“My Girl 2” is pleasant, painless and, as sequels go, genuinely ambitious in its efforts to be a continuation rather than just a retread of its surprise-hit 1991 predecessor. That may not be enough for pic to broaden its appeal beyond its obvious target audience of preteen and young adolescent girls (and, of course, tag-along parents and boyfriends). But while B.O. likely won’t be anywhere near the worldwide $ 120 million gross for “My Girl,” sequel should perform modestly well before doing even better on homevid and pay cable.
Screenwriter Janet Kovalcik (working from characters created by Laurice Elehwany) picks up the story two years after “My Girl,” in 1974. Opening scenes return to original pic’s setting, the fictitious town of Madison, Pa., with same lead actors reprising centralroles. Precocious Vada (Anna Chlumsky), now 13, still lives with her father, Harry (Dan Aykroyd), operator of the town’s funeral parlor. Harry has married g.f. and co-worker Shelly (Jamie Lee Curtis), who’s now very pregnant. Vada accepts the new domestic situation agreeably enough but still wonders about the mother she never knew, who died from childbirth complications.
After a leisurely paced but amiable start, “My Girl 2” leaves Madison (and Aykroyd and Curtis) and moves to Los Angeles, where Vada wants to research her mother’s past for a school project. In L.A., she stays with Uncle Phil (Richard Masur, another “My Girl” alumnus), a mechanic who’s living with g.f.-boss Rose (Christine Ebersole) and her young teenage son, Nick (Austin O’Brien).
Nick reluctantly serves as her tour guide through L.A. as Vada searches for people who knew her mother in high school and collegeyears ago. Her investigation puts her in contact with a by-the-book cop (well played by Keone Young), a sickly poet (a witty turn by Aubrey Morris) and a self-absorbed film director (a nifty cameo bit by Richard Beymer).
Ultimately, Vada learns her mother was married, then divorced, long before meeting Harry. This leads to pic’s emotional payoff, as the ex-husband (John David Souther) shows Vada a home movie of her late mother (Angeline Ball of “The Commitments”).
“My Girl 2” is often mildly amusing, and never less than engaging, but it lacks a strong narrative drive.

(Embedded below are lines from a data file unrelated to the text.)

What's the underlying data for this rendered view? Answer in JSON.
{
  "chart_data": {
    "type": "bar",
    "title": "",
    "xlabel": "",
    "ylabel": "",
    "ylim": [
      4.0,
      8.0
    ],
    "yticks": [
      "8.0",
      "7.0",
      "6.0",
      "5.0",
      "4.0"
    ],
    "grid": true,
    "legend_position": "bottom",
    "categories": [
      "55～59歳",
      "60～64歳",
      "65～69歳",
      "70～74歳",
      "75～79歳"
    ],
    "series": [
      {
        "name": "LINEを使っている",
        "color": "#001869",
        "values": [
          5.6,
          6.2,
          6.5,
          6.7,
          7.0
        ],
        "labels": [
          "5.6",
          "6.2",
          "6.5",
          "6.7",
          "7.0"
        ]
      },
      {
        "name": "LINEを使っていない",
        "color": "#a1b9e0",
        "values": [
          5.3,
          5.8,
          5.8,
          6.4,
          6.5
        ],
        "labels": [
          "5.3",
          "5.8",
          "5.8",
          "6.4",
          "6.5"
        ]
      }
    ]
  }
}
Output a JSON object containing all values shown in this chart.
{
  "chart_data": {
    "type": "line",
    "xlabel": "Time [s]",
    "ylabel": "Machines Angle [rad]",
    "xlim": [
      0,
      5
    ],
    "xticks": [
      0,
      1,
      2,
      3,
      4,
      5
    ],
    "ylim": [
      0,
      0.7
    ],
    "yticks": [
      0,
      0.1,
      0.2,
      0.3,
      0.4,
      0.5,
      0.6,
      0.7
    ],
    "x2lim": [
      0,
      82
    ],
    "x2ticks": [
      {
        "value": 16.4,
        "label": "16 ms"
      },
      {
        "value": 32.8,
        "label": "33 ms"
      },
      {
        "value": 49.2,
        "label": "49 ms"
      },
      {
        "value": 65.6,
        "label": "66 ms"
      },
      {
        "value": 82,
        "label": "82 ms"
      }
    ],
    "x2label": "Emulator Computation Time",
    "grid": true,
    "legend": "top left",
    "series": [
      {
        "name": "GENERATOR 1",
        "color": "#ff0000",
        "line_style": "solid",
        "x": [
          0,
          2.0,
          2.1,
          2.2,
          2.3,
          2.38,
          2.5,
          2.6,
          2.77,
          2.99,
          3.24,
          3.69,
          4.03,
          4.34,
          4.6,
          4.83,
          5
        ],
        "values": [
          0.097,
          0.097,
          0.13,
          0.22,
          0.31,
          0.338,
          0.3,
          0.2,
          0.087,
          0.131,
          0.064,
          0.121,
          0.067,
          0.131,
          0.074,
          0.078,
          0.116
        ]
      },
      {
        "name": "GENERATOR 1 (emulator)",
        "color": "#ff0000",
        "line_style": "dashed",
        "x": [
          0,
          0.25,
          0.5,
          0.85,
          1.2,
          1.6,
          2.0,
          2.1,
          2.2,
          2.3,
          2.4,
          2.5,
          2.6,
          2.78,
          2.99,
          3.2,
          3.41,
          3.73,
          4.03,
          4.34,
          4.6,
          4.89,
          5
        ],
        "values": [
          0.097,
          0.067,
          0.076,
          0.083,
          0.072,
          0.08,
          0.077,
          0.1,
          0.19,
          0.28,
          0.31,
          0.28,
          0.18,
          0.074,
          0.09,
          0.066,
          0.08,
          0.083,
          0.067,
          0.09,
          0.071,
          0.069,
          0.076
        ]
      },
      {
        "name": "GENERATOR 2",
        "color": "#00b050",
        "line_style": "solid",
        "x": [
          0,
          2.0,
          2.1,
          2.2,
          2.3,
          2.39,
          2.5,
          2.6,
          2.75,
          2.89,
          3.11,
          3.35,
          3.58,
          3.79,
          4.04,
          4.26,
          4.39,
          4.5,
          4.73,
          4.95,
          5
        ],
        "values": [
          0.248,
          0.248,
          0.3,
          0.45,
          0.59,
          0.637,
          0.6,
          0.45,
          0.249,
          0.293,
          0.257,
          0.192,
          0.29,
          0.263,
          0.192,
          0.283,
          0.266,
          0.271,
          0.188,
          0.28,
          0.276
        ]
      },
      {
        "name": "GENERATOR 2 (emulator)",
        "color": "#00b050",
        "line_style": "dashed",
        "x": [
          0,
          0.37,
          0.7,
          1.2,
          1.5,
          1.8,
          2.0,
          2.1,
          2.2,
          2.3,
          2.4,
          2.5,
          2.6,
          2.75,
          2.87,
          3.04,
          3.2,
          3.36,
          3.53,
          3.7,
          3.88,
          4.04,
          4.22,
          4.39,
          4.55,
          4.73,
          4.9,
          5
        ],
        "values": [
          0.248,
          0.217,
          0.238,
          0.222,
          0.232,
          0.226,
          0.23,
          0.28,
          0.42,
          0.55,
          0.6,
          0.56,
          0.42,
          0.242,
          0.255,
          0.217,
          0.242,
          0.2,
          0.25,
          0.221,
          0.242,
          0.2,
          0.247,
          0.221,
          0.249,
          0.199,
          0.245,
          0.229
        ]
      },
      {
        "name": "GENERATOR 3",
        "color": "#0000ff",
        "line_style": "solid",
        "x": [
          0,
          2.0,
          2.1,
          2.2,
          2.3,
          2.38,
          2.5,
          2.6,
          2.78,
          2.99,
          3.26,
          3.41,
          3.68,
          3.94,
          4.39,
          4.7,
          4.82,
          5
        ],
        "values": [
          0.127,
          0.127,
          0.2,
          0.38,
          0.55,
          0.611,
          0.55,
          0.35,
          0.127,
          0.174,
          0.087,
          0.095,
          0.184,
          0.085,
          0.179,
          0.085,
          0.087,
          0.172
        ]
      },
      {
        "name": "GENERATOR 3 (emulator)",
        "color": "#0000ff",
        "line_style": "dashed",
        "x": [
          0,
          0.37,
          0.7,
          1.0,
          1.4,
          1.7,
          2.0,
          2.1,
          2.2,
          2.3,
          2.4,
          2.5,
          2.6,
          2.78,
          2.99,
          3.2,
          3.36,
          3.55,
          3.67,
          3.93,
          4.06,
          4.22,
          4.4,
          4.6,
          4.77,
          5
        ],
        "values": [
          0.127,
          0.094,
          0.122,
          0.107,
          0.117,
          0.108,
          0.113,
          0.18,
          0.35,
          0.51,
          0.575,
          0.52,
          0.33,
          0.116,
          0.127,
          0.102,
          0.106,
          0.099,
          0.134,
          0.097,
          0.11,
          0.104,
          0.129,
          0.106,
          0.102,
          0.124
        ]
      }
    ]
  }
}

Director Howard Zieff, who helmed the original, places a great deal of stock in the charm of his players, and they rarely let him down. Zieff’s best films (“Hearts of the West,””Slither”) are more plot- than character-driven, so it’s not surprising to find here that Vada’s search is presented more as a methodical journey of self-discovery than a race against time.
Trouble is, the lack of a sense of urgency tends to work against the film, since there are stretches when the viewer is very aware of time passing. That impression is only reinforced by a subplot (Rose’s flirtation with a suave customer played by Gerrit Graham) that plays like so much padding.
Still, even without the presence of Macaulay Culkin, whose character was killed off in the original pic, “My Girl 2” has enough going for it to entertain and satisfy. In the lead role, Chlumsky has developed into an even more appealing young actress for the sequel. She establishes a nicely persuasive rapport with co-star O’Brien (“Last Action Hero”), who probably will set many fair hearts aflutter in shopping-mall multiplexes everywhere.
Despite their top billing, Aykroyd and Curtis are around for less than a third of the film. But they make their moments count, as do Masur and Ebersole. Souther offers an affecting mix of wistful regret and resigned serenity in his small role.
Cinematographer Paul Elliott, costumer Shelley Komarov and production designer Charles Rosen do a bang-up job of evoking early 1970s period flavor without letting it get in the way of the story.
Well-chosen top-40 tunes from the era are used effectively. Given the current ’70s nostalgia, pic’s soundtrack could click on the charts.
To offer “My Girl 2” the highest possible praise: It doesn’t make one fear the prospect of a “My Girl 3.”